In Canada, it’s even worse. We have one right-of-center tabloid chain which is under ceaseless attack as racist Nazis, all the rest of our broadsheets are staffed by socialists or scaredy-cats. Our national broadcaster is bought and paid for by the current Liberal government to the tune of $1.1 billion annually, and just last month, the same Liberal government invested $600,000,000 in print media, conveniently ahead of the fall election. This, fyi, is how bad it can get.
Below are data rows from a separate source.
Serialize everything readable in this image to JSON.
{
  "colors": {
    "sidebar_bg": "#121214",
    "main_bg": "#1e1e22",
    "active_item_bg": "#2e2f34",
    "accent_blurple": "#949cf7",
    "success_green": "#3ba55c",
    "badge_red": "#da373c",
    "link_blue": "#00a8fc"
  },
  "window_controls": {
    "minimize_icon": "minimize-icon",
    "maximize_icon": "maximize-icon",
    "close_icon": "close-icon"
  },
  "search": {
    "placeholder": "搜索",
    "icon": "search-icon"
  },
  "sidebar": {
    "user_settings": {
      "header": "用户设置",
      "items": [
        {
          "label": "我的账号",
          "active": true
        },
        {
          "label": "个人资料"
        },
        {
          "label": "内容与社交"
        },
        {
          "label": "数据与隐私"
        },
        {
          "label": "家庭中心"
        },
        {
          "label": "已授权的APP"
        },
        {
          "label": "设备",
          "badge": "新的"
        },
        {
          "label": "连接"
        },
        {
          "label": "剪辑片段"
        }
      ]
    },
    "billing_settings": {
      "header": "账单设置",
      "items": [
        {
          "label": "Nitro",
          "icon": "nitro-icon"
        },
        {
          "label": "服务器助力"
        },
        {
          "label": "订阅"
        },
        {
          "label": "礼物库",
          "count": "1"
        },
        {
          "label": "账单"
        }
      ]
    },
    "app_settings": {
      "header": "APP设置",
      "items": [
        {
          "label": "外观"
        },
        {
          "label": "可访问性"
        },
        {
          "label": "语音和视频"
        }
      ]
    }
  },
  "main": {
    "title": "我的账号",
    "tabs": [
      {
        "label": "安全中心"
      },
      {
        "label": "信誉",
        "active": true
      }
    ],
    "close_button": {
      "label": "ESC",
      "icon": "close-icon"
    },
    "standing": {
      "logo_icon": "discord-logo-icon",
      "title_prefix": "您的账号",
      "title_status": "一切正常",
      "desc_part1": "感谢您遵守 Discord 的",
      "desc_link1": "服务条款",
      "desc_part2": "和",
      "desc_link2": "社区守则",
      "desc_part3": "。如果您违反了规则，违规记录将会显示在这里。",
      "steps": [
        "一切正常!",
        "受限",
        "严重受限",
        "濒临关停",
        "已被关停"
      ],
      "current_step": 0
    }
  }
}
Equally, people are becoming increasingly aware of the left’s use of lawfare against people who can’t afford to defend themselves. They perfected this in rural regions all over the world, but especially in rural America. Environmentalists backed by massive foundation money lodged suit after suit against foresters, ranchers, miners, farmers and any manufacturing concern that used raw materials drawn from natural resources. They broke county after county, township after township. Despite Trump’s deregulation and his new people in Interior and the EPA. Rural America is still operating at less than 50% of capacity. Up in Canada, we have allowed left-wing American foundations to spend $300 Million with the goal of decommissioning our oil sands. Alberta’s oil sands infrastructure is one of the seven wonders of the modern world, the most advanced environmentally-sound infrastructure project in the oil business. It is operating at half speed if that and all new routes to export have been mothballed, leaving the resource virtually landlocked. Two researchers working on their own, without pay for 15 years uncovered this scam, and still, no one will stand up and take these people down in court. Nevertheless, people are angry. We have a couple of important elections coming up and they are looking to landslide right. Even Canadians can fight back.
Are we seeing a tipping point in the culture? I am sensing the screeching and crunching of a forced widening of discourse, somewhat like the tomb door opening in a Lara Croft Tomb Raider film. In five years, if we win this battle, we will be living in a far healthier world. If not, we all better get used to muzzling our speech.